A major offshoot of existentialism as a philosophy is existentialist psychology and psychoanalysis, which first
crystallized in the work of Otto Rank, Freud's closest associate for 20 years. Without awareness of the writings of
Rank, Ludwig Binswanger was influenced by Freud, Edmund Husserl, Heidegger, and Sartre. A later figure was
Viktor Frankl, who briefly met Freud and studied with Jung as a young man. His logotherapy can be regarded as
a form of existentialist therapy. The existentialists would also influence social psychology, antipositivist
micro-sociology, symbolic interactionism, and post-structuralism, with the work of thinkers such as Georg Simmel. and Michel Foucault. Foucault was a great reader of Kierkegaard even though he almost never refers this
author, who nonetheless had for him an importance as secret as it was decisive. An early contributor to existentialist psychology in the United States was Rollo May, who was strongly influenced
by Kierkegaard and Otto Rank. One of the most prolific writers on techniques and theory of existentialist psychology
in the USA is Irvin D. Yalom. Yalom states that
Aside from their reaction against Freud's mechanistic, deterministic model of the mind and their assumption of a phenomenological approach in therapy, the existentialist analysts have little in common and have never been regarded as a cohesive ideological school. These thinkers - who include Ludwig Binswanger, Medard Boss, Eugène Minkowski, V.E. Gebsattel, Roland Kuhn, G. Caruso, F.T. Buytendijk, G. Bally and Victor Frankl - were almost entirely unknown to the American psychotherapeutic community until Rollo May's highly influential 1985 book Existence - and especially his introductory essay - introduced their work into this country.
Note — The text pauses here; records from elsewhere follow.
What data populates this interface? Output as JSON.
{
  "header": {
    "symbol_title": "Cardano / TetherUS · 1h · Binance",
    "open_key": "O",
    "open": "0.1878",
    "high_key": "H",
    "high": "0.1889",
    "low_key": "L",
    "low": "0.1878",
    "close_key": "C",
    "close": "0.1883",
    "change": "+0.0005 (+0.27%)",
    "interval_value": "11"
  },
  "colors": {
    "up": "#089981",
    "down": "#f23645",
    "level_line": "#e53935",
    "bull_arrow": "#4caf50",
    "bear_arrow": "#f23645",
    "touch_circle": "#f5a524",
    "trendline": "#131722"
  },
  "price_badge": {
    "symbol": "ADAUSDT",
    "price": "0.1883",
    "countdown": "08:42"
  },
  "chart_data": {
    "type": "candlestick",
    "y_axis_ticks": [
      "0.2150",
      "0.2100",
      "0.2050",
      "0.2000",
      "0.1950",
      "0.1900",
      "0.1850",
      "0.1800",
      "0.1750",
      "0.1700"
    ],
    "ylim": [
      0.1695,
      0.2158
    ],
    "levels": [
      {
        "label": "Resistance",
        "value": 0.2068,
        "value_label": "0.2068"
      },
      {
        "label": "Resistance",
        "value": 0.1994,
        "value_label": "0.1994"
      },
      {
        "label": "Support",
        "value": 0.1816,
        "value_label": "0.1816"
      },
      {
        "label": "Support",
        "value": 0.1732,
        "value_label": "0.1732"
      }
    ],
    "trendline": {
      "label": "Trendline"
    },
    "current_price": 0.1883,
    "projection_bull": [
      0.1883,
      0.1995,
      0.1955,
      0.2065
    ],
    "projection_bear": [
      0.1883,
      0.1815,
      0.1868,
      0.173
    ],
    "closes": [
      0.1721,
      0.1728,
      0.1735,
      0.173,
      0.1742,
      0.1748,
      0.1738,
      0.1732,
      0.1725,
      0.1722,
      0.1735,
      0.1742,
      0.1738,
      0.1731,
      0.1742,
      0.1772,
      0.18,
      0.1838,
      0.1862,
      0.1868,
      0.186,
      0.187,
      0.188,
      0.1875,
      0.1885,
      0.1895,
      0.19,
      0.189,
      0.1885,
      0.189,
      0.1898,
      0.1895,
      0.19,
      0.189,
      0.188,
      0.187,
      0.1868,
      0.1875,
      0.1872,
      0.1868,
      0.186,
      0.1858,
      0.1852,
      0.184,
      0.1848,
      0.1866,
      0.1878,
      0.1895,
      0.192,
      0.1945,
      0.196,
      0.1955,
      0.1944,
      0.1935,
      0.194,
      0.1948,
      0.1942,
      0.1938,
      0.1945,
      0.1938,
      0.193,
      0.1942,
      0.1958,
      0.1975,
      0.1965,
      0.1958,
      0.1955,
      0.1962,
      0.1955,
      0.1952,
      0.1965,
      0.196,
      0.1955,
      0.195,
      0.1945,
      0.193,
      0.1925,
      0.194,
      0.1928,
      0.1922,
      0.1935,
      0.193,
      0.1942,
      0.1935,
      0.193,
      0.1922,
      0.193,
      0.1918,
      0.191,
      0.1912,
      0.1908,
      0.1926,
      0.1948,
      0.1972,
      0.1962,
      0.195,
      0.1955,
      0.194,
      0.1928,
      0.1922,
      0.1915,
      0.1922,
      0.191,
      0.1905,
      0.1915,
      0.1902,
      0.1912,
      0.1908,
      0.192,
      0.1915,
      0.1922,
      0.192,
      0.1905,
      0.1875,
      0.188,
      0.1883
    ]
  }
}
A more recent contributor to the development of a European version of existentialist psychotherapy is the British-based Emmy van Deurzen. Anxiety's importance in existentialism makes it a popular topic in psychotherapy. Therapists often offer existentialist philosophy as an explanation for anxiety. The assertion is that anxiety is manifested of an individual's complete freedom to decide, and complete responsibility for the outcome of such decisions. Psychotherapists using an existentialist approach believe that a patient can harness his anxiety and use it constructively. Instead of suppressing anxiety, patients are advised to use it as grounds for change. By embracing anxiety as inevitable, a person can use it to achieve his full potential in life. Humanistic psychology also had major impetus from existentialist psychology and shares many of the fundamental tenets. Terror management theory, based on the writings of Ernest Becker and Otto Rank, is a developing area of study within the academic study of psychology. It looks at what researchers claim to be the implicit emotional reactions of people confronted with the knowledge that they will eventually die.